In this reading, John the Evangelist introduces us to John (known in the Synoptic Gospels as the Baptist). John the Evangelist is not interested in what John does, other than he was sent by God, and that he is a witness to the light. John E is clear about the role of John B, “he himself was not the light”. That was the role for someone else.
Verses later, we begin to hear John B’s testimony, and John E goes to some lengths to authenticate John B’s role. “Who are you” is the immediate question on the mind of the reader that is reflected in the question of the priests and Levites. In a back-and-forth series of comments, the Evangelists help us to discover whom John B is not, and by his own mouth (and the mouth of Isaiah) to determine for whom they are truly waiting. Only after these important distinctions are made does the Evangelist tell us the where of John B’s activity. He hopes, however, that the reader is waiting along with John B for the “one who is coming after me.”
Breaking open the Gospel:
- What do you think that John the Evangelist means when he uses the word light?
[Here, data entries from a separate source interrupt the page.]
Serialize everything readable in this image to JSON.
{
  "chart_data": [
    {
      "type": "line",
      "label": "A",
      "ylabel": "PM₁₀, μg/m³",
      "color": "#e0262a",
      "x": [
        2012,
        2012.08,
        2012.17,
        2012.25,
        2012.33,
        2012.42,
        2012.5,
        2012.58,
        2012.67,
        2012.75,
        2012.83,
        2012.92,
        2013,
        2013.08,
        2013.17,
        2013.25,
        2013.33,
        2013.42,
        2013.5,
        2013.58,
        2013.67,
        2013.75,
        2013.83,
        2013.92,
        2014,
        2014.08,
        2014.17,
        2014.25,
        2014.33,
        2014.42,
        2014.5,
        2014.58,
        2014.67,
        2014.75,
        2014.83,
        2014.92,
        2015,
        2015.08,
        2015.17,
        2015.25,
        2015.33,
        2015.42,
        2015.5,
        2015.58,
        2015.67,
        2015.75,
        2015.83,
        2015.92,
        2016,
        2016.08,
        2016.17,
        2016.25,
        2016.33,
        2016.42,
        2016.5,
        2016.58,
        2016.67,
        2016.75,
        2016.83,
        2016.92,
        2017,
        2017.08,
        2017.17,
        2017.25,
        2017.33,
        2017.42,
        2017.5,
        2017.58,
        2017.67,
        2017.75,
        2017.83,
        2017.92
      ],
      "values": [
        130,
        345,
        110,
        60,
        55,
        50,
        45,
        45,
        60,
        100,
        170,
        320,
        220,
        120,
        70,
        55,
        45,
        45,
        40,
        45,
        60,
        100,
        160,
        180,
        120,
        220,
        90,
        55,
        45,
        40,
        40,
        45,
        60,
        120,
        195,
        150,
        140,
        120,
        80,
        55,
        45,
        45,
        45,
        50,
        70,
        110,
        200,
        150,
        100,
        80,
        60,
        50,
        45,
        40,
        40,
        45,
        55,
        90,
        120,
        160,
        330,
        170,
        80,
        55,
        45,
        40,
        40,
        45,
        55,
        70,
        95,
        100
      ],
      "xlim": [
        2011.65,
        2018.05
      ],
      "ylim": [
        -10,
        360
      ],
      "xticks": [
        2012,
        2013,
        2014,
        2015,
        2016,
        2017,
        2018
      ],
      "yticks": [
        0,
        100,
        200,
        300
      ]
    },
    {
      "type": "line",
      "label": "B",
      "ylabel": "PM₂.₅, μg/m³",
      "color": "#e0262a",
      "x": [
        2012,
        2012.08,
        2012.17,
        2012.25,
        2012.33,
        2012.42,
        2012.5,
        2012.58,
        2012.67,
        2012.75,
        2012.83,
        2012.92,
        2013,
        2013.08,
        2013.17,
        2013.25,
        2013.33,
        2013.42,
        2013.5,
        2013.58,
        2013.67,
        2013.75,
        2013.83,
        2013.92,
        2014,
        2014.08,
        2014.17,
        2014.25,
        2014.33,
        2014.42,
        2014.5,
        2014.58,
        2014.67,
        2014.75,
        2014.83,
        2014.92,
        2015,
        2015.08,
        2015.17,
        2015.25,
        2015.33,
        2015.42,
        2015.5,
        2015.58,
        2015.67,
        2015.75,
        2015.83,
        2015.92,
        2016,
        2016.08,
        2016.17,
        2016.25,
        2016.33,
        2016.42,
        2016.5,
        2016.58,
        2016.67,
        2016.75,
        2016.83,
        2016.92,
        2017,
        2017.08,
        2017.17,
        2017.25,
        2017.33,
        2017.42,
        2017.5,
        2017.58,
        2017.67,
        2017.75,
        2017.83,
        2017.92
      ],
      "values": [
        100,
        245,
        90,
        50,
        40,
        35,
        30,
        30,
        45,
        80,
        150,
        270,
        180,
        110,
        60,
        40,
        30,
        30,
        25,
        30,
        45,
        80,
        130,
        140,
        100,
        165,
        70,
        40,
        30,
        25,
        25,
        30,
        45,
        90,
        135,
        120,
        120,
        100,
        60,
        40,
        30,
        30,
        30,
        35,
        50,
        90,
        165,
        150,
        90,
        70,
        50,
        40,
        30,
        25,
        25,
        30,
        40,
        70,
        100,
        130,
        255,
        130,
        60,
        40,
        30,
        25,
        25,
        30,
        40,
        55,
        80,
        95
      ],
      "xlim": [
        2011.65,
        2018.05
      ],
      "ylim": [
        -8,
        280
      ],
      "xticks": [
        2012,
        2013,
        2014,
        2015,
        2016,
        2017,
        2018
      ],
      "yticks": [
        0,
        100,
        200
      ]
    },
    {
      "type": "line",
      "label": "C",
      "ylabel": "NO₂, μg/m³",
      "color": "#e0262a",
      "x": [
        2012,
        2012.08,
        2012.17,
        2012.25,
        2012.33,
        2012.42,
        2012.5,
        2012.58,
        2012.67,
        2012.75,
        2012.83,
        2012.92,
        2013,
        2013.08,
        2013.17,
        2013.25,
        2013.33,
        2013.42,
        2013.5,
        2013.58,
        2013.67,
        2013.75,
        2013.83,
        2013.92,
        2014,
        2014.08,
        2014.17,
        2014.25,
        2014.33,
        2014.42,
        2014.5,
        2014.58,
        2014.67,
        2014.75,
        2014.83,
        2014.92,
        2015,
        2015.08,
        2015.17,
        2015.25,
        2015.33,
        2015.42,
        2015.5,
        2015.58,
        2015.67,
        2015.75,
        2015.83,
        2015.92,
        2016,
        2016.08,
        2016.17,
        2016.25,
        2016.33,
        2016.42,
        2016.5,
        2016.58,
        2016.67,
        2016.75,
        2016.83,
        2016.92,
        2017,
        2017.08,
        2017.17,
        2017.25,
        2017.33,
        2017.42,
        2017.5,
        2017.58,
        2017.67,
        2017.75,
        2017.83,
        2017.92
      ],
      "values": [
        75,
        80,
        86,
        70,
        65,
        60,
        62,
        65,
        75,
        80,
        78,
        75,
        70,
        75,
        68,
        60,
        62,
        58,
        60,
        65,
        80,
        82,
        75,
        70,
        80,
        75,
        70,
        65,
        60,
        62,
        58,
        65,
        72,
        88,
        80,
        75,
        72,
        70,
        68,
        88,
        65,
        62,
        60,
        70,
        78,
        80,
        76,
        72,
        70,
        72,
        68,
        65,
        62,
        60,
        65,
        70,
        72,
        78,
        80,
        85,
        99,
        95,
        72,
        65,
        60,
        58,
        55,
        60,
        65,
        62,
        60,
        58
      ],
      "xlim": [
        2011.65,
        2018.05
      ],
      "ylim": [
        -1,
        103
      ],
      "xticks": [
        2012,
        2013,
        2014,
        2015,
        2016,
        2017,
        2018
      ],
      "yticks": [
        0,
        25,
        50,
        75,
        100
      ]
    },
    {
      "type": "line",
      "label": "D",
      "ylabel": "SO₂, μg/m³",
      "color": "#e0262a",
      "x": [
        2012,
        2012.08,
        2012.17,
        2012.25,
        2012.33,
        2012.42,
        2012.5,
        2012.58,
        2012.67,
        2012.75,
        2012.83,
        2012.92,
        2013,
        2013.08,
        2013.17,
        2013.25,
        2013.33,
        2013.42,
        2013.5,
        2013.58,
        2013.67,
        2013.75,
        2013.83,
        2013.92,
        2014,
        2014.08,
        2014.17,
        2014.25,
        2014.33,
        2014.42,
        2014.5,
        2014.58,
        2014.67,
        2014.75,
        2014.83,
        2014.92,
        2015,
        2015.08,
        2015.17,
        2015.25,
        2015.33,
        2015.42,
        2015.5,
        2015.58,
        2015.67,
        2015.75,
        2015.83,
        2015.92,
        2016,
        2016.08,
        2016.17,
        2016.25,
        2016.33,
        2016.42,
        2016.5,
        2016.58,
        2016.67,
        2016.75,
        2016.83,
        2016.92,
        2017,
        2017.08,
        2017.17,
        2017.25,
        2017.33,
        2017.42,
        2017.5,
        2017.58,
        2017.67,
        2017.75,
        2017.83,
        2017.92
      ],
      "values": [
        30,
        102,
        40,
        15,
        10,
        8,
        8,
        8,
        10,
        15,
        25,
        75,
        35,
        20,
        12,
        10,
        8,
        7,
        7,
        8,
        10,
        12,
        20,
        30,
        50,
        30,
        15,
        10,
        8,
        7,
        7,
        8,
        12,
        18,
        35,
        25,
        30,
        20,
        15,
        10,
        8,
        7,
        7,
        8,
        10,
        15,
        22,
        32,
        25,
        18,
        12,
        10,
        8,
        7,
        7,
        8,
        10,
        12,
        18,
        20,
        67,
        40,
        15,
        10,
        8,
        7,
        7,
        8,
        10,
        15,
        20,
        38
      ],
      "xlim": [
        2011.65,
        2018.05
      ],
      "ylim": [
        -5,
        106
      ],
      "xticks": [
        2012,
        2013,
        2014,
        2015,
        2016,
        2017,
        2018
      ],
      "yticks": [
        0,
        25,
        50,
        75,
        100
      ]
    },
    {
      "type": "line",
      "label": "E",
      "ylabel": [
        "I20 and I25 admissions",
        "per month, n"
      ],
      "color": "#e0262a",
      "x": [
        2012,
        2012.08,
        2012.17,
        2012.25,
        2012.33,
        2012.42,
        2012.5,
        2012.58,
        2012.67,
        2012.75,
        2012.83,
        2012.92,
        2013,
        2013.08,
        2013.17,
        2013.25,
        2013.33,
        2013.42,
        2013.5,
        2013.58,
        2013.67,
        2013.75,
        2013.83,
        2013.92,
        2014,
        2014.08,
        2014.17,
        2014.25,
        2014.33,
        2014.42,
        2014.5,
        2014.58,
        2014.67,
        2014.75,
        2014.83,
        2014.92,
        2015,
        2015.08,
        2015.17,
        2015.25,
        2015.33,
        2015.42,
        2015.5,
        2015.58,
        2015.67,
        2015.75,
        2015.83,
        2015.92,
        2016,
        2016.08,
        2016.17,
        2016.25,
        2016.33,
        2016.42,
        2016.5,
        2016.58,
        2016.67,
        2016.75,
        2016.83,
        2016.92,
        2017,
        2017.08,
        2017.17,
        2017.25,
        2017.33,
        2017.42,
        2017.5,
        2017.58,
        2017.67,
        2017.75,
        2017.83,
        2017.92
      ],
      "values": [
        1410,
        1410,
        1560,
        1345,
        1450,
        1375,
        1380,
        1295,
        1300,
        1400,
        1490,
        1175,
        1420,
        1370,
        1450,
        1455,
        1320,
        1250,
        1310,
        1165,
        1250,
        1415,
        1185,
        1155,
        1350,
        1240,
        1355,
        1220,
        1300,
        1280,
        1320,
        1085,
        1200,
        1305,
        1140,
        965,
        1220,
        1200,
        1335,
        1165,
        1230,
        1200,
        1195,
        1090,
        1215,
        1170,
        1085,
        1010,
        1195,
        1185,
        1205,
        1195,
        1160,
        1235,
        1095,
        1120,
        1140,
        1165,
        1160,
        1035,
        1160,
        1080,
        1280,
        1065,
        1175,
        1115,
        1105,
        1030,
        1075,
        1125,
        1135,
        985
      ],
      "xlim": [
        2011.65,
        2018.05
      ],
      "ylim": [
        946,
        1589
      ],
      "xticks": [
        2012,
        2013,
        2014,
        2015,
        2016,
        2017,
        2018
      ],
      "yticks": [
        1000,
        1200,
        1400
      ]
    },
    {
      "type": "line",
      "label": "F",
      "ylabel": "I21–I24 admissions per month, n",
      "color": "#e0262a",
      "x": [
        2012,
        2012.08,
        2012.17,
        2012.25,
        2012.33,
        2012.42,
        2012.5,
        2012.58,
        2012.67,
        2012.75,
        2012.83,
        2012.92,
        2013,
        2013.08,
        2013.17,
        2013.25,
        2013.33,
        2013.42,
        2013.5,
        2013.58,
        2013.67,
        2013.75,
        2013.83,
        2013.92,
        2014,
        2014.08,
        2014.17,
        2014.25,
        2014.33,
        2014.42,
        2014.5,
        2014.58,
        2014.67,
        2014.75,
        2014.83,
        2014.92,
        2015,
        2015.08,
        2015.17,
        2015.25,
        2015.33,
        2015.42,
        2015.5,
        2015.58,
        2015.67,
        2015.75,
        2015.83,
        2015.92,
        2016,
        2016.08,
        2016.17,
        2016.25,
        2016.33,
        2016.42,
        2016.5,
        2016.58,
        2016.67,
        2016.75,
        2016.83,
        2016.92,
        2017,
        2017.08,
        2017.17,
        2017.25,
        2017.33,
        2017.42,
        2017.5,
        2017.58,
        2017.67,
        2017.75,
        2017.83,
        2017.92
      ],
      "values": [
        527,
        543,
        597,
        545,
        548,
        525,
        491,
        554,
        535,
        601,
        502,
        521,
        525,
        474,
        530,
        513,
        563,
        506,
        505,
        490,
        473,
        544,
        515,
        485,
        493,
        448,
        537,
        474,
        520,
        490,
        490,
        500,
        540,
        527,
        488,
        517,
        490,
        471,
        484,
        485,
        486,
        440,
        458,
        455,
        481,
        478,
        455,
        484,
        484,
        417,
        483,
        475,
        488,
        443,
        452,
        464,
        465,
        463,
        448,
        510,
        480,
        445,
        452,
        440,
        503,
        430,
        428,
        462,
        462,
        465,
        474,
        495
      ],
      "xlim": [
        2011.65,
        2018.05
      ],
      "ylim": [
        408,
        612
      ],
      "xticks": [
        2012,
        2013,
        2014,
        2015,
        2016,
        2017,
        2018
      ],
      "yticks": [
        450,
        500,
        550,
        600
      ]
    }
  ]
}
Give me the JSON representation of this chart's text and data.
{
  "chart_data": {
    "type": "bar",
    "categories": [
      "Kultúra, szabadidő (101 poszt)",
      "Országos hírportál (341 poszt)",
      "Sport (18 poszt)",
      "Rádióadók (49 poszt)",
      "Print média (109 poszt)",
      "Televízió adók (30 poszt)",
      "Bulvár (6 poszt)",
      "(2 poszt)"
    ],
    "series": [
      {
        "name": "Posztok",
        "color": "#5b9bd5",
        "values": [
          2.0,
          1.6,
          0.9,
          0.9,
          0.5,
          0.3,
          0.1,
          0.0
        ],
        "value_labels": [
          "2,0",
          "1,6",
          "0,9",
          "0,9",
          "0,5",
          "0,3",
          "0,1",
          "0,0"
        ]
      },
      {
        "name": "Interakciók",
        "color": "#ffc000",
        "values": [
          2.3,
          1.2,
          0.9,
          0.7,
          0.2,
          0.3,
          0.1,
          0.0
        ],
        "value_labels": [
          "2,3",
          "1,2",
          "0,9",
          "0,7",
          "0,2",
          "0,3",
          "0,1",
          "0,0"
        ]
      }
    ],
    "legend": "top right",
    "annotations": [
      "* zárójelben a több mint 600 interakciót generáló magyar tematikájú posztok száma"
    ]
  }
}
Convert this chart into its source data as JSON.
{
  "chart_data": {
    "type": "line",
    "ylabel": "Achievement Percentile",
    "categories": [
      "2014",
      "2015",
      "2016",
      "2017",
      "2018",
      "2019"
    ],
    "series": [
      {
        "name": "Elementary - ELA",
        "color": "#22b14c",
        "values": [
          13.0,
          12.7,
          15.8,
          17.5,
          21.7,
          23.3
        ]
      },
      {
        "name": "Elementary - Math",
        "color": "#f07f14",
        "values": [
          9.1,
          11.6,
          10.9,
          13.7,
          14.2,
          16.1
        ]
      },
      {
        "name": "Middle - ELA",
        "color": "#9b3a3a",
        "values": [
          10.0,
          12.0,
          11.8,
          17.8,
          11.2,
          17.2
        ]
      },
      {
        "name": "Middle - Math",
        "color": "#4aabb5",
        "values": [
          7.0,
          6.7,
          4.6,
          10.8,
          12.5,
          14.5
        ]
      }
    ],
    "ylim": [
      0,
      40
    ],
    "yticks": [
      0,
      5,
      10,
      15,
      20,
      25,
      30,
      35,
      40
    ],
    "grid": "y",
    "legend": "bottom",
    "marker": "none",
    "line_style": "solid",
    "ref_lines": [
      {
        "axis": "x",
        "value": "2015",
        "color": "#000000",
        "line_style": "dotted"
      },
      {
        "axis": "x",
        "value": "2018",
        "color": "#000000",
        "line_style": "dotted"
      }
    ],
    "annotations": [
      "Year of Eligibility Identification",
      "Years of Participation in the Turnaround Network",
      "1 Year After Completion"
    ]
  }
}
- How is John the Baptist a witness to the light?
- How is Jesus the light?
After breaking open the Word, you might want to pray the Collect for Sunday:
Stir up your power, O Lord, and with great might come among us; and, because we are sorely hindered by our sins, let your bountiful grace and mercy speedily help and deliver us; through Jesus Christ our Lord, to whom, with you and the Holy Spirit, be honor and glory, now and for ever. Amen.